Eine der Sequenzen der Inszenierung handelte vom Vergessen. Der Chor der Darsteller, im Gleichschritt auf das Publikum zugehend, intonierte stakkatoartig: Vergessen – Vergessen – Vergessen - ... „Vergessen ist konterrevolutionär, denn die ganze Technologie drängt auf Auslöschung von Erinnerung.“ H.M. Wie wahr dies ist, ist leicht zu erkennen. Man will die Menschen vergessen machen und überflutet sie durch Fernsehen, Zeitungen und Internet mit Aktuellem, welches für das Heute steht und bereits morgen ad absurdum geführt wird und ebendas Vergessen zu machen, fordert neue Überflutung. Die Flutwelle wird immer höher, breiter, größer, umfassender - der tägliche Tsunami aus Milliarden und Abermilliarden zu Worten und Sätzen gesetzten Zeichen und zusätzlich ein „Absaufen in der Flut der Bilder“. Was war gestern? Vergessen ... vergessen? So wird die Revolution, als Möglichkeit einer Veränderung, erstickt im Vergessen. Die Darsteller traten bis unmittelbar vor das Publikum heran, suggestiv.

  traumtexte  
 

Alexander Brandl, Dominik Schuck

© Ulrich Stefan Knoll

 
 
Es sind keine fertigen Texte, es ist eine Zusammenstellung von festgehaltenen Gedanken, Psychogrammen, veränderten Erinnerungen und obsessiven Gelüsten, die auf die Bühne kamen. Müllers Kommentar zu Träumen: „Der ganze Sinn jeder künstlerischen Anstrengung ist den eigenen Träumen nachzujagen - im Traum ist jeder ein Genie und dem jagt man nach. ... Die Hauptarbeit besteht darin, dass man seine Träume beim Schreiben einholt, was unmöglich ist. Man kann sie nie so präzise und zugleich komplex notieren, wie man sie träumt.“ Das könnte auch für den Versuch der Darstellung von ebendiesen Träumen auf einer Bühne gelten. Doch wie Müller den Trauminhalten durch seine Texte außergewöhnlich nahe kam, so kam auch das FTM diesen durch ihre Umsetzung in Konzept, Regie und Darstellung außergewöhnlich nahe. Sie fassten die Worte in Figuren, führten sie zurück zu Bildern und hauchten ihnen so Leben ein. „Am Anfang war das Wort ...“, heißt es in der Bibel und dieser Satz kann auch für die Aufführung gelten.
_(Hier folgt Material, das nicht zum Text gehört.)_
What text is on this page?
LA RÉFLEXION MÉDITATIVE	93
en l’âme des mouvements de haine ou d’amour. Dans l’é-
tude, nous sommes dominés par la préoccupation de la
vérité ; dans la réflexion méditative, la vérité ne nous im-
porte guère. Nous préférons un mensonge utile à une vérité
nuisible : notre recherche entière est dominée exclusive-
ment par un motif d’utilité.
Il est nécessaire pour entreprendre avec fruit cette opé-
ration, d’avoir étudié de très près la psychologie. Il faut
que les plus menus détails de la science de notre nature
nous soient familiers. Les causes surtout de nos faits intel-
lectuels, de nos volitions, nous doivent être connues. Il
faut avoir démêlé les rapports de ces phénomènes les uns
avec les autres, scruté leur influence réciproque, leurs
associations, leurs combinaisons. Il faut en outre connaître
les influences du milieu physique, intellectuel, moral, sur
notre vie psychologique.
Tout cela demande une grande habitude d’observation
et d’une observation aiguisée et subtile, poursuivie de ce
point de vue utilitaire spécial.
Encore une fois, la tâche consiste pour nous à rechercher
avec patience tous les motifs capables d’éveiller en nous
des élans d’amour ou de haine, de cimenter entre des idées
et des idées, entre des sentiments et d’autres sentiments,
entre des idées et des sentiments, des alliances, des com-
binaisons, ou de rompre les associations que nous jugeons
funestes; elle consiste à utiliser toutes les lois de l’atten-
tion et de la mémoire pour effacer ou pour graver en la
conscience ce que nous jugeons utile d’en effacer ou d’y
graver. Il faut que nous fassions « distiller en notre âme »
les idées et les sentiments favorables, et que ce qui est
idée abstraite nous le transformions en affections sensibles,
Ob nun für den Schriftsteller am Anfang das Wort stand, beispielsweise das in den als Kriegsbeute gewonnen Dünndruckausgaben von Kant und Schopenhauer, Bücher, die auch ihrer äußeren Schönheit wegen besitzenswert erschienen, oder ob es die Bilder seiner Träume waren, kann mit der Frage gleich gestellt werden: Was war zuerst, das Huhn oder das Ei? Die Inszenierung schloss auf adäquate Weise diesen Kreis.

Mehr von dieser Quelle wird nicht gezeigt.